Распотешу же старушку,
Всё скажу — уж так и быть!
Ну подлей-ка, радость, в кружку.
Век мне чуда не забыть!
До рекрутства, видно, за год
Я искать коня пошел,
А кругом — борщей да ягод —
Так бы прочь, не отошел.
Ночь пришла, часы глухие,
Лес, в нем сосны-чудеса, (?)
С колокольню, пребольшие,
Так и лезут в небеса,***
Небо с шапку — чуть яснеет,
Вкруг валежник да кусты,
Впереди туман сизеет
Да шушукают листы.
Страшно стало, дыбом волос!
Ночь Иванова была.
Струсил, душка, замер голос,
Тьма свет божий залила.
Вдруг — смотрю… и что же?.. сказки!
Не поверишь: по кустам
Будто огненные глазки
Замелькали здесь и там,
Чудо наяву творится!
В голове как два ума:
Знаю, что и как родится,
Травка каждая сама
На поклон идет, с ответом,
Что она уж много лет
Все растет на месте этом,
Что ее не знает свет,
Что она-ли, не она-ли,
Всякой книги мудреней,
И утешит от печали,
И спасет от злых людей!
А земля как свод хрустальный,
Хоть насквозь ее гляди!
Меди что цветной янтарной (?),
Серебром хоть пруд пруди!
И под этою землею
Три железных сундука
На цепях висят с казною,
Без печати, без замка!
Слышу тайны заговора,
В руки мне дается клад,
Отвести не можно взора
От подземных тех палат.
И какой-то длинный леший,
С образиной нелюдской,
То верхом летит, то пеший,
Вдоль поляны заклятой.
Струсил, бабка, ну, хоть плакать,
А лукавый вдруг идет.
Дай сниму, подумал, лапоть,
Вздену задом наперед.
Снял — и с пестрого обора
Цвет Иванов, что звезда,
Промелькнул, вдоль косогора,
И погас там без следа.
Глядь туда-сюда… нет клада!
Черный лес кругом шептал,
А вдали — знать так уж надо!..—
Леший громко хохотал. —
Так, под свист осенней вьюги,
Кончил повесть инвалид
И близ дремлющей подруги
Еле-еле жив сидит.
Вот склонился на подушку,
Повернулся, захрапел
И вновь налитую кружку
Он докончить не успел.
И, с молитвою, лучину
Тихо бабка залила
И впотьмах свою перину
Вплоть до утра не нашла.
{* Крестьяне наши спят не на пуху, а на войлоках, на сене, на соломе, а часто и на голой доске или сырой земле.

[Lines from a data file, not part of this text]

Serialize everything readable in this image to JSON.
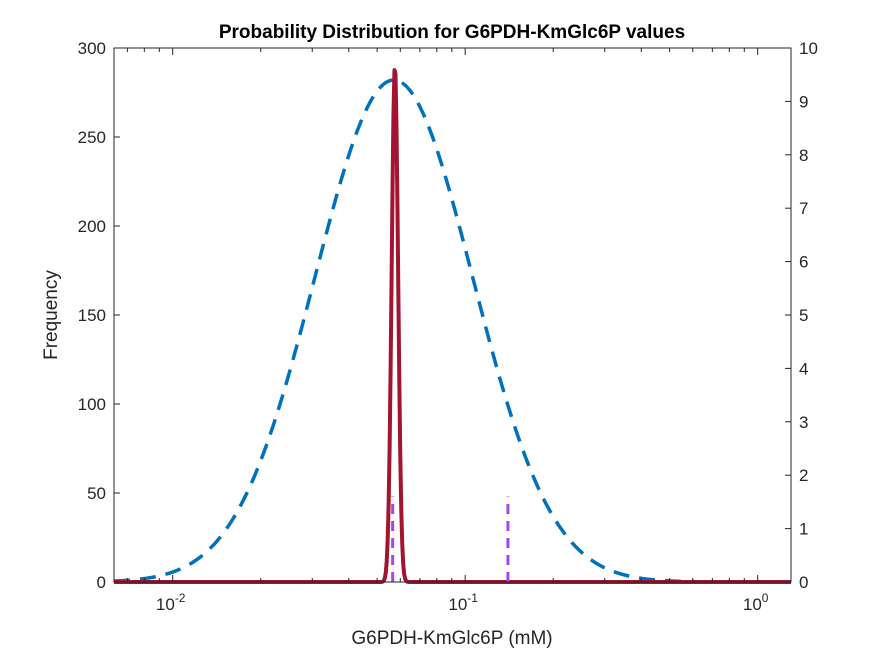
{
  "chart_data": {
    "type": "line",
    "title": "Probability Distribution for G6PDH-KmGlc6P values",
    "xlabel": "G6PDH-KmGlc6P (mM)",
    "ylabel": "Frequency",
    "x_scale": "log",
    "xlim": [
      0.0063,
      1.3
    ],
    "ylim": [
      0,
      300
    ],
    "y2lim": [
      0,
      10
    ],
    "x_ticks": [
      {
        "value": 0.01,
        "base": "10",
        "exp": "-2"
      },
      {
        "value": 0.1,
        "base": "10",
        "exp": "-1"
      },
      {
        "value": 1,
        "base": "10",
        "exp": "0"
      }
    ],
    "y_ticks": [
      "0",
      "50",
      "100",
      "150",
      "200",
      "250",
      "300"
    ],
    "y2_ticks": [
      "0",
      "1",
      "2",
      "3",
      "4",
      "5",
      "6",
      "7",
      "8",
      "9",
      "10"
    ],
    "grid": false,
    "legend": "none",
    "series": [
      {
        "axis": "right",
        "style": "dashed",
        "color": "#0072BD",
        "distribution": "lognormal",
        "peak_x": 0.057,
        "peak_y": 9.4,
        "log10_sigma": 0.27
      },
      {
        "axis": "left",
        "style": "solid",
        "color": "#A2142F",
        "distribution": "lognormal",
        "peak_x": 0.0575,
        "peak_y": 290,
        "log10_sigma": 0.011
      }
    ],
    "markers": [
      {
        "x": 0.0565,
        "y_top": 48,
        "style": "dashed",
        "color": "#A349E8"
      },
      {
        "x": 0.14,
        "y_top": 48,
        "style": "dashed",
        "color": "#A349E8"
      }
    ]
  }
}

** Не правильнее ли было бы сказать: ‘Но за службой недоимка’?
*** Превосходные два стиха!}
Радуясь появлению нового таланта, повидимому, подающего в будущем надежды, мы хотим поговорить об нем пообстоятельнее. Для этого мы отметили курсивом как худшие, так и лучшие стихи пьесы. После этой пьесы можно указать еще на ‘Ночную прогулку’, что же касается до прочих,— они принадлежат к неудачным попыткам. Например, что это такое:
Зато как весною, хрусталь свой ломая,
Широкая Волга, что море кипит,
И радостно льется река голубая,
И месяц над нею намаз свой творит.
Но деву-старушку лишь ветр поцелует,
Она разозлится, она забушует,
Попрежнему волны горами пойдут
Заскачут, забьются и вдаль побегут,
И грому старушка, как встарь, отзовется,
И вся почернеет, и кровью зальется,
И пеной жемчужной повсюду вскипит,
И мечется в небо — и небу грозит!10
Что это такое? — месяц творит над Волгою намаз, как благочестивый мусульманин, Волга — престарелая дева, которая злится, когда ее поцелует ветер (нашел что целовать — старую девку!). Воля ваша, это не поэзия, а стихотворная галиматья!..
Еще несколько слов о ‘Песне’.
Как по морю было синему,
По сердитому Хвалынскому,
Словно труженник (?!), из давних дней (?!)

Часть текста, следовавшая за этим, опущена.